This is the text portion of a presentation I was asked to give to a world builders group.

Presentation

Daniel Wahl, among others has stressed the desirability of small, local systems, systems of government and economic systems, evoking the scaling that nature uses. Small systems have shorter feed back loops, increasing resiliency and enabling diversity. Smaller system are also easier to comprehend and monitor for unwanted behaviors.

Municipalities are a suitable unit to investigate. It helps to look at a city, not as the smallest, tertiary level of government, but as the largest comprehendable community.

Municipalities are fairly good at doing some things as they now operate. They do a fairly good job of building and maintaining infrastructure, operating police and fire departments, and running school systems.

What they aren't so good at is solving novel problems. Generally they are too hemmed in by their local "expertise": highly specialized planners, traffic engineers, 10 year plans, zoning boards, and the like. These limiting factors are the limits imposed by specialization, as pointed out by Fuller. Also playing a part is politics, a conflict resolution method that too quickly limits possible solutions to a binary choice, short circuiting the immense creativity of the Commons.

This is where governance by charrette comes into play. When the city council, by what ever name, is presented with or discerns a new problem, it convenes a gathering of apparent stake holders and experts: a charrette, an intense problem solving body. The charrette is free to further delinieate the problem, redefine it, restate it, and consequently modify the make up of the charrette, bringing in newly appropriate stake holders and experts.

Being a member of a charrette carries the responsibility of performing two related behaviors. The first, was well stated by Tom Chi in an earlier trim tab session on rapid prototyping. That is a move from attachment to a solution to committment to solving the problem. The second behavior, a refinement of the first is the members of the charrette learning that when they present an idea, a solution, a fact, or an opinion to the charrette, it is NO LONGER THEIRS, that opinion, view, or solution now belongs to the charrette. This allows two things to happen: the charrette is free to deal with the gift as it see fit, without affecting the giver, and it allows the presenter of the gift to open their mind to new ideas and new thoughts, rather than hanging on to something that is no longer theirs. (Tom Chi's other "movements" discussed in Rapid Prototyping can also be brought into play)

I have sat on three groups, or charrettes which operated under these principals, and we dealt with everything from what shall we serve at the next community meeting, to divorce and property settlements and tenant/landlord disputes.
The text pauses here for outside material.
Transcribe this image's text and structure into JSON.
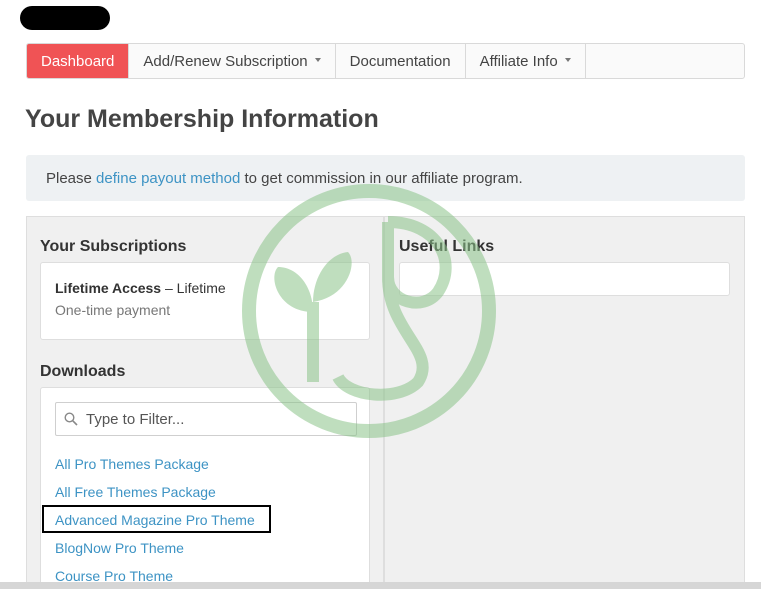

Unlike a political method where things proceed to a choice between two possibilities, and often a begrudging compromise, as much a lose/lose as it is a win/win, what happens in a consultative body is almost magic. As people present ideas, possible solutions, presenting views, things begin to happen, until suddenly someone says, "Hey, why don't we take some of A, and this from B, and this C that I just came up with, and solve it this way". Suddenly everybody looks at everybody, and everybody says, "well, of course, that's the way to do it". They have reached a consultative consensus. And a consensus is much easier implement than a compromise.

Yes, it is messy, but it is far more creative and generally reaches a better conclusion because there is far more intelligent participation in it. The next step is the municipality implementing the solution, fairly easily done due to Fullers concept of spontaneous cooperation, if it works well, people will do it. The municipality also has the responsiblity of promoting the solution, broadcasting it to other municipalities as there is a possibility that one of their charrettes may want to discuss it during their consultation.